Движения на линии не было. Состав наш летел один-одинешенек через полустанки и разъезды, не задерживаясь и лишь сигналя для порядка. Вокруг расстилалась белая степь, с чернеющими кишлаками, укрытыми снегом и будто вымершими.
Холод все такой же — градусов под тридцать. Согреться в вагоне нельзя. Мы трое — я, Оранов и Глухов — вышагиваем из угла в угол, трем руки, похлопываем в ладоши. Волнение, которое мы испытываем и которое становится все острее, усиливает и озноб. Ехать в гости к белякам, скажем прямо, удовольствие небольшое, если учесть, что хозяев в пятьдесят раз больше, чем нас. Уже в дороге я подумал, что уверенность наша, порожденная удачными переговорами по прямому проводу, ни на чем не основана.
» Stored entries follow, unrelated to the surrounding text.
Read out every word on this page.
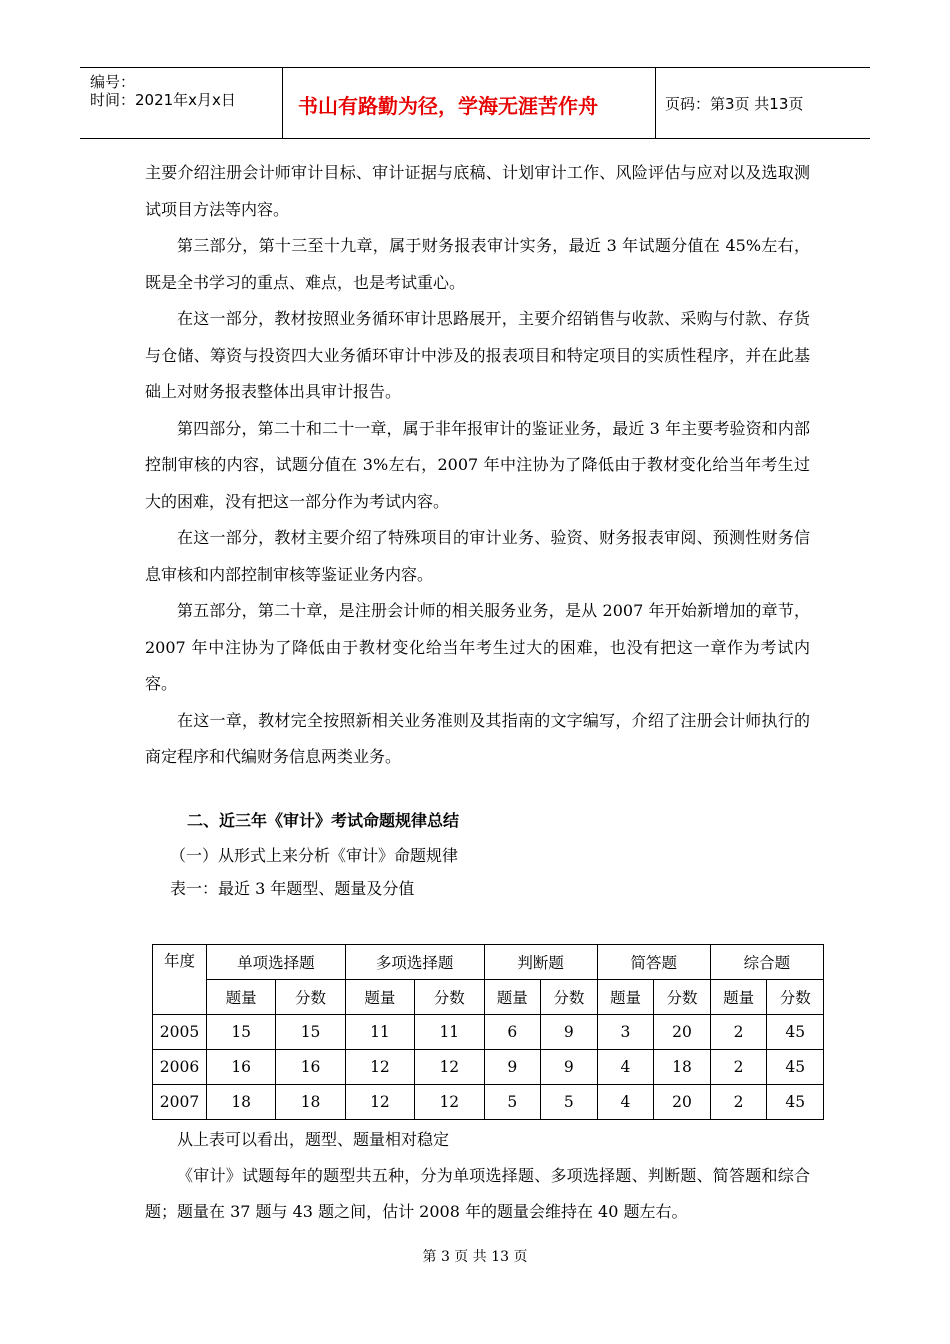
编号：
时间：2021年x月x日	书山有路勤为径，学海无涯苦作舟	页码：第3页 共13页

主要介绍注册会计师审计目标、审计证据与底稿、计划审计工作、风险评估与应对以及选取测试项目方法等内容。

第三部分，第十三至十九章，属于财务报表审计实务，最近 3 年试题分值在 45%左右，既是全书学习的重点、难点，也是考试重心。

在这一部分，教材按照业务循环审计思路展开，主要介绍销售与收款、采购与付款、存货与仓储、筹资与投资四大业务循环审计中涉及的报表项目和特定项目的实质性程序，并在此基础上对财务报表整体出具审计报告。

第四部分，第二十和二十一章，属于非年报审计的鉴证业务，最近 3 年主要考验资和内部控制审核的内容，试题分值在 3%左右，2007 年中注协为了降低由于教材变化给当年考生过大的困难，没有把这一部分作为考试内容。

在这一部分，教材主要介绍了特殊项目的审计业务、验资、财务报表审阅、预测性财务信息审核和内部控制审核等鉴证业务内容。

第五部分，第二十章，是注册会计师的相关服务业务，是从 2007 年开始新增加的章节，2007 年中注协为了降低由于教材变化给当年考生过大的困难，也没有把这一章作为考试内容。

在这一章，教材完全按照新相关业务准则及其指南的文字编写，介绍了注册会计师执行的商定程序和代编财务信息两类业务。

二、近三年《审计》考试命题规律总结
（一）从形式上来分析《审计》命题规律
表一：最近 3 年题型、题量及分值
年度	单项选择题		多项选择题		判断题		简答题		综合题	
	题量	分数	题量	分数	题量	分数	题量	分数	题量	分数
2005	15	15	11	11	6	9	3	20	2	45
2006	16	16	12	12	9	9	4	18	2	45
2007	18	18	12	12	5	5	4	20	2	45

从上表可以看出，题型、题量相对稳定

《审计》试题每年的题型共五种，分为单项选择题、多项选择题、判断题、简答题和综合题；题量在 37 题与 43 题之间，估计 2008 年的题量会维持在 40 题左右。

第 3 页 共 13 页
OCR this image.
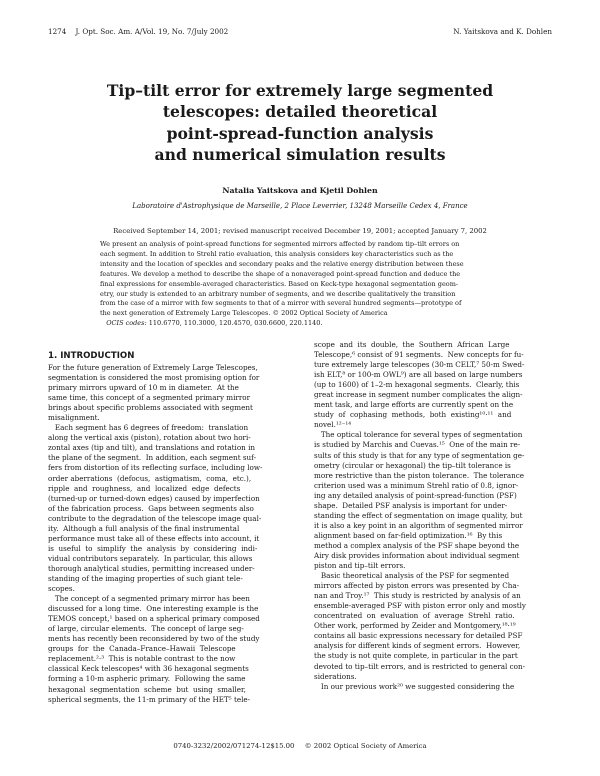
1274 J. Opt. Soc. Am. A/Vol. 19, No. 7/July 2002	N. Yaitskova and K. Dohlen
Tip–tilt error for extremely large segmented
telescopes: detailed theoretical
point-spread-function analysis
and numerical simulation results
Natalia Yaitskova and Kjetil Dohlen
Laboratoire d'Astrophysique de Marseille, 2 Place Leverrier, 13248 Marseille Cedex 4, France
Received September 14, 2001; revised manuscript received December 19, 2001; accepted January 7, 2002
We present an analysis of point-spread functions for segmented mirrors affected by random tip–tilt errors on
each segment. In addition to Strehl ratio evaluation, this analysis considers key characteristics such as the
intensity and the location of speckles and secondary peaks and the relative energy distribution between these
features. We develop a method to describe the shape of a nonaveraged point-spread function and deduce the
final expressions for ensemble-averaged characteristics. Based on Keck-type hexagonal segmentation geom-
etry, our study is extended to an arbitrary number of segments, and we describe qualitatively the transition
from the case of a mirror with few segments to that of a mirror with several hundred segments—prototype of
the next generation of Extremely Large Telescopes. © 2002 Optical Society of America
OCIS codes: 110.6770, 110.3000, 120.4570, 030.6600, 220.1140.
1. INTRODUCTION
For the future generation of Extremely Large Telescopes,
segmentation is considered the most promising option for
primary mirrors upward of 10 m in diameter.  At the
same time, this concept of a segmented primary mirror
brings about specific problems associated with segment
misalignment.
Each segment has 6 degrees of freedom:  translation
along the vertical axis (piston), rotation about two hori-
zontal axes (tip and tilt), and translations and rotation in
the plane of the segment.  In addition, each segment suf-
fers from distortion of its reflecting surface, including low-
order aberrations  (defocus,  astigmatism,  coma,  etc.),
ripple  and  roughness,  and  localized  edge  defects
(turned-up or turned-down edges) caused by imperfection
of the fabrication process.  Gaps between segments also
contribute to the degradation of the telescope image qual-
ity.  Although a full analysis of the final instrumental
performance must take all of these effects into account, it
is  useful  to  simplify  the  analysis  by  considering  indi-
vidual contributors separately.  In particular, this allows
thorough analytical studies, permitting increased under-
standing of the imaging properties of such giant tele-
scopes.
The concept of a segmented primary mirror has been
discussed for a long time.  One interesting example is the
TEMOS concept,¹ based on a spherical primary composed
of large, circular elements.  The concept of large seg-
ments has recently been reconsidered by two of the study
groups  for  the  Canada–France–Hawaii  Telescope
replacement.²·³  This is notable contrast to the now
classical Keck telescopes⁴ with 36 hexagonal segments
forming a 10-m aspheric primary.  Following the same
hexagonal  segmentation  scheme  but  using  smaller,
spherical segments, the 11-m primary of the HET⁵ tele-
scope  and  its  double,  the  Southern  African  Large
Telescope,⁶ consist of 91 segments.  New concepts for fu-
ture extremely large telescopes (30-m CELT,⁷ 50-m Swed-
ish ELT,⁸ or 100-m OWL⁹) are all based on large numbers
(up to 1600) of 1–2-m hexagonal segments.  Clearly, this
great increase in segment number complicates the align-
ment task, and large efforts are currently spent on the
study  of  cophasing  methods,  both  existing¹⁰·¹¹  and
novel.¹²⁻¹⁴
The optical tolerance for several types of segmentation
is studied by Marchis and Cuevas.¹⁵  One of the main re-
sults of this study is that for any type of segmentation ge-
ometry (circular or hexagonal) the tip–tilt tolerance is
more restrictive than the piston tolerance.  The tolerance
criterion used was a minimum Strehl ratio of 0.8, ignor-
ing any detailed analysis of point-spread-function (PSF)
shape.  Detailed PSF analysis is important for under-
standing the effect of segmentation on image quality, but
it is also a key point in an algorithm of segmented mirror
alignment based on far-field optimization.¹⁶  By this
method a complex analysis of the PSF shape beyond the
Airy disk provides information about individual segment
piston and tip–tilt errors.
Basic theoretical analysis of the PSF for segmented
mirrors affected by piston errors was presented by Cha-
nan and Troy.¹⁷  This study is restricted by analysis of an
ensemble-averaged PSF with piston error only and mostly
concentrated  on  evaluation  of  average  Strehl  ratio.
Other work, performed by Zeider and Montgomery,¹⁸·¹⁹
contains all basic expressions necessary for detailed PSF
analysis for different kinds of segment errors.  However,
the study is not quite complete, in particular in the part
devoted to tip–tilt errors, and is restricted to general con-
siderations.
In our previous work²⁰ we suggested considering the
0740-3232/2002/071274-12$15.00 © 2002 Optical Society of America
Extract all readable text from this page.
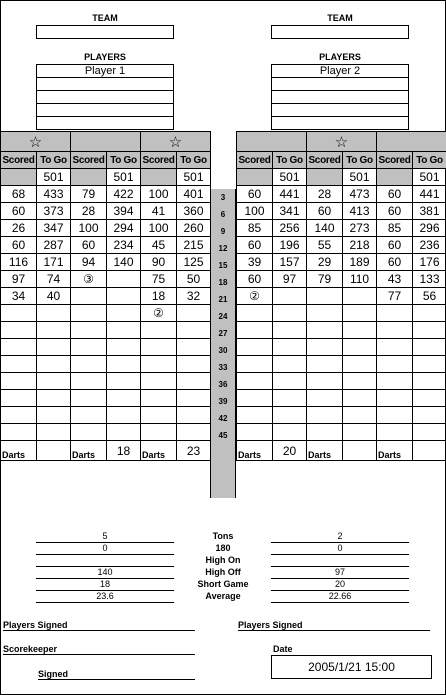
TEAM
PLAYERS
Player 1
TEAM
PLAYERS
Player 2
☆				☆	
Scored	To Go	Scored	To Go	Scored	To Go
	501		501		501
68	433	79	422	100	401
60	373	28	394	41	360
26	347	100	294	100	260
60	287	60	234	45	215
116	171	94	140	90	125
97	74	③		75	50
34	40			18	32
				②	

Darts		Darts	18	Darts	23
3
6
9
12
15
18
21
24
27
30
33
36
39
42
45
		☆			
Scored	To Go	Scored	To Go	Scored	To Go
	501		501		501
60	441	28	473	60	441
100	341	60	413	60	381
85	256	140	273	85	296
60	196	55	218	60	236
39	157	29	189	60	176
60	97	79	110	43	133
②				77	56

Darts	20	Darts		Darts	
Tons
5	2
180
0	0
High On
High Off
140	97
Short Game
18	20
Average
23.6	22.66
Players Signed	Players Signed
Scorekeeper
Signed
Date
2005/1/21 15:00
Пока Мацкевич глядел на телеграфную ленту, мы были для него сообщниками, братьями по убеждениям. Но когда высунемся из вагонов, господа офицеры легко поймут, кто перед ними. Мне казалось, что на лицах наших написана истина, и как ни козыряй, ни улыбайся, ненависти не скроешь. Офицеры нутром учуят, где свой, а где чужой. Опыт борьбы показал это. Глухов разделял мою точку зрения.
Оранов молча выслушивал нас и возражал коротко:
— Не надо быть лопухами.
Поговорка у него была такая. Разиня, растяпа, неумелец, по его — лопух.
Оранова я уважал. Недосягаем был он для меня. Все казалось, что таится в нем неведомая нам, простым бойцам, сила и убежденность. Вроде одарила Оранова судьба — одного за многих — несгибаемой волей, твердостью. Знал, как надо поступать, и поступал уверенно. Бил только в цель. И без промаха. Все, кто был рядом, объединялись с ним, создавали что-то единое, монолитное. Может быть, это от профессии шло — артиллерист Оранов. Но вряд ли война сделала Оранова, он творил своим характером удачу и войну подчинял себе. Не мог такой человек погибнуть от случайности, твердо шагал. Умереть мог лишь по собственной воле. По необходимости, что ли. Так считал я. Поэтому, тревожась за исход встречи с беляками на Кауфманской, я боялся в сущности собственных промахов, ну и промахов, что могли, возможно, допустить ребята моего взвода. За Глухова тоже беспокоился. Он, как и я, не обладал особой прозорливостью. Мы оба на Оранова надеялись. Уповали, прямо скажу: он знает, он сделает, как надо...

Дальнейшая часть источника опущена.